27.09.2020
Actualités Économie L'impasse juridique sur place Cooprix persiste

L’impasse juridique sur place Cooprix persiste

Un litige qui pourrait coûter cher à la Ville de Rimouski et à ses contribuables n’est toujours pas réglé, après bientôt trois ans de péripéties.
Le vaste terrain qui appartenait autrefois à la défunte Coopérative des consommateurs de Rimouski, situé à l’extrémité Est de la rue Saint-Germain, jouxtant le boulevard René-Lepage/Jessop, avait été acquis par la Ville d’une compagnie baptisée Centre commercial Rimouski inc (CCR), en 2016. Cette entreprise du Groupe Steckmar, propriété d’Arthur H. Steckler de Montréal, a déposé une poursuite contre la Ville de Rimouski en janvier 2017, visant à annuler la vente des terrains concernés. CCR, qui a procédé à la décontamination selon les termes du contrat, réclame des dommages de 63 000 $ en alléguant que la Ville lui a caché qu’il y avait déjà eu un dépotoir à cet endroit, soit au 333 boulevard Jessop. La Ville maintient que le vendeur en était bien informé.
L’acquisition de ce terrain par la Ville, pour une somme de 3,8 M $, avait pour but sa mise en valeur pour la construction d’un établissement de 100 chambres du Groupe Riôtel de Matane, un projet évalué entre 15 M $ et 20 M $. Le projet a été mis en veilleuse.

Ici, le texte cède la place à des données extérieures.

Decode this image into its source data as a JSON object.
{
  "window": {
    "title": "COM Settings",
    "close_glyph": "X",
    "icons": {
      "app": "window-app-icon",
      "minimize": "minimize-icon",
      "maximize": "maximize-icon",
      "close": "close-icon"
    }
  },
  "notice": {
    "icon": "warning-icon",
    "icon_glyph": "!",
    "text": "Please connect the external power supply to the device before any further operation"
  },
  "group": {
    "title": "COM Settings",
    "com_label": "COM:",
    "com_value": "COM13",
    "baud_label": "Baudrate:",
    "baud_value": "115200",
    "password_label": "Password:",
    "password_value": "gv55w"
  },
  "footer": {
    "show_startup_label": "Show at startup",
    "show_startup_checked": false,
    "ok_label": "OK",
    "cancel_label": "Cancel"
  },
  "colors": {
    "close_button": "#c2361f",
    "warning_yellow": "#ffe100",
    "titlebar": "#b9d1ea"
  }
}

 » Ça n’avance pas aussi vite qu’on aurait voulu. On a eu de bonnes nouvelles dernièrement, mais rien pour annoncer une conclusion. Nos avocats travaillent là dessus. Malheureusement, ça coûte cher à la Ville; malheureusement, c’est long. On avait tellement expliqué la situation au propriétaire ! D’entendre dire que, selon lui, on lui avait caché des faits, on ne peut pas ne pas se défendre. J’ai bon espoir qu’on pourra rapidement et enfin régler ce dossier, de manière à réutiliser ces terrains, de manière à y faire du développement  », précise le maire de Rimouski, Marc Parent.

Mains attachées

Le litige fait en sorte que le terrain, extrêmement bien situé, n’est peut pas être considéré pour d’éventuels projets commerciaux.  » Contrairement à une poursuite, où on pourrait aller de l’avant quand même, dans ce cas-ci, on demande la nullité de transaction. Ça nous attache les mains. Par contre, ça n’empêche pas d’aller de l’avant dans le projet de mise en valeur du centre-ville  », ajoute monsieur Parent. Ce plan, poursuit M. Parent, prendra cinq à 10 ans à être complété. Faudra être patient.
Deuxième.. et dernière fois!
 » Il y a des belles choses qui se passent au centre-ville. En commençant par le site de la Grande Place. Je suis très heureux du dénouement. On a fait un travail titanesque avec Groupe Sélection pour avoir un projet qui aurait l’acceptabilité sociale, mais on s’est retrouvé, encore une fois, à se river le nez sur six ou sept propriétaires riverains. Ils représentaient 7 % des gens concernés et empêchaient tout développement. Il a encore une fois fallu se rendre à pour avoir une loi privée (NDLR: en 2010, pour le projet des  » deux tours  »). C’était la deuxième et dernière fois! Plus besoin de retourner à l’Assemblée nationale et de référer à la fameuse servitude. Dorénavant, on pourra aller de l’avant avec des projets, avec 66 % du vote des propriétaires, au lieu de 100 %  », assure le maire rimouskois.
Groupe Sélection est à peaufiner son projet de remplacement sur la partie Ouest de la Grande Place qui n’avait pas été démolie lors de la construction des  » deux tours  ». Quant à Riôtel, monsieur Parent croit que la chaîne matanaise est toujours intéressée à s’installer à Rimouski.